Sem confundir o reino de Deus com a Igreja, podemos afirmar que o começo modesto e o crescimento enorme se verificaram: Um menino pobre em Belém estava no início de um movimento que evoluiu de doze apóstolos na periferia do Império para uma organização internacional, a Igreja Católica (católica significa para todos os povos), que hoje some mais de um bilhão de pessoas e junto com os outros “ramos” (Igrejas ortodoxos, protestantes,…) representa um terço da população do planeta.

O termo “fermento” foi usado pelo Concílio Vaticano II para caracterizar a missão própria dos leigos e leigas no meio da sociedade: Por vocação própria, compete aos leigos procurar o Reino de Deus tratando das realidades temporais e ordenando-as segundo Deus. Vivem no mundo, isto é, em toda e qualquer ocupação e atividade terrena, e nas condições ordinárias da vida familiar e social, com as quais é como que tecida a sua existência. São chamados por Deus para que, aí, exercendo o seu próprio ofício, guiados pelo espírito evangélico, concorram para a santificação do mundo a partir de dentro, como o fermento, e deste modo manifestem Cristo aos outros, antes de mais pelo testemunho da própria vida, pela irradiação da sua fé, esperança e caridade. Portanto, a eles compete especialmente, iluminar e ordenar de tal modo as realidades temporais, a que estão estreitamente ligados, que elas sejam sempre feitas segundo Cristo e progridam e glorifiquem o Criador e Redentor (LG 31).

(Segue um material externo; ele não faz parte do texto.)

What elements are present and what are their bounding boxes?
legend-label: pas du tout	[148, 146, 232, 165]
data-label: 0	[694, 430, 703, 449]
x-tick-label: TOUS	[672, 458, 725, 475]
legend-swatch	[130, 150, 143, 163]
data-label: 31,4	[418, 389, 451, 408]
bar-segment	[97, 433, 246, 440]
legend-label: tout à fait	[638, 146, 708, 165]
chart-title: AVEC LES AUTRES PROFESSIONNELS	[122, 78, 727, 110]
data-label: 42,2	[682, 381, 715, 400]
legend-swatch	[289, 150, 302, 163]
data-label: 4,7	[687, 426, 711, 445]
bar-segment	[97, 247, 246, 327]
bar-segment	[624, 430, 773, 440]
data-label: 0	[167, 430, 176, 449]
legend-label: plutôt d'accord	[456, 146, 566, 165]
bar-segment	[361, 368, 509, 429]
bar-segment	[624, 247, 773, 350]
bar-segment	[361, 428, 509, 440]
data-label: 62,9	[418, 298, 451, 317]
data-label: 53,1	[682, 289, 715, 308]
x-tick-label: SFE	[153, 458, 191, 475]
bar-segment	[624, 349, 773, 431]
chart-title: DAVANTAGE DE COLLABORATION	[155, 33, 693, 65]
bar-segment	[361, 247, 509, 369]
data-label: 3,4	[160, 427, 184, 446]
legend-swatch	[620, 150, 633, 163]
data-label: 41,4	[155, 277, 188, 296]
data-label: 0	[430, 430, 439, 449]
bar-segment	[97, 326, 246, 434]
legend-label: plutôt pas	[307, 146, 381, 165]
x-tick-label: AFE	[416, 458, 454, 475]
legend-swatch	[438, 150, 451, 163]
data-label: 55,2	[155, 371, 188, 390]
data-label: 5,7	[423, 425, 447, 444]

O site da CNBB comenta: Muitas vezes falamos que o Reino de Deus é sobrenatural, mas queremos que ele se manifeste em coisas naturais grandiosas. Isto demonstra que na verdade vemos a sua grandiosidade, mas não percebemos a sua natureza, o que faz com que a grandiosidade seja vista a partir da materialidade, o que é um erro, e não a partir da grandiosidade que Deus faz a partir do pequeno, do grão de mostarda ou da levedura do fermento, ou seja, das pequenas coisas que surpreendem os que olham com o olhar da fé a realidade. Deus escolhe as coisas pequenas do mundo para revelar o Reino, e nos mostra a força do seu braço a partir das transformações que os pequenos realizam no dia a dia.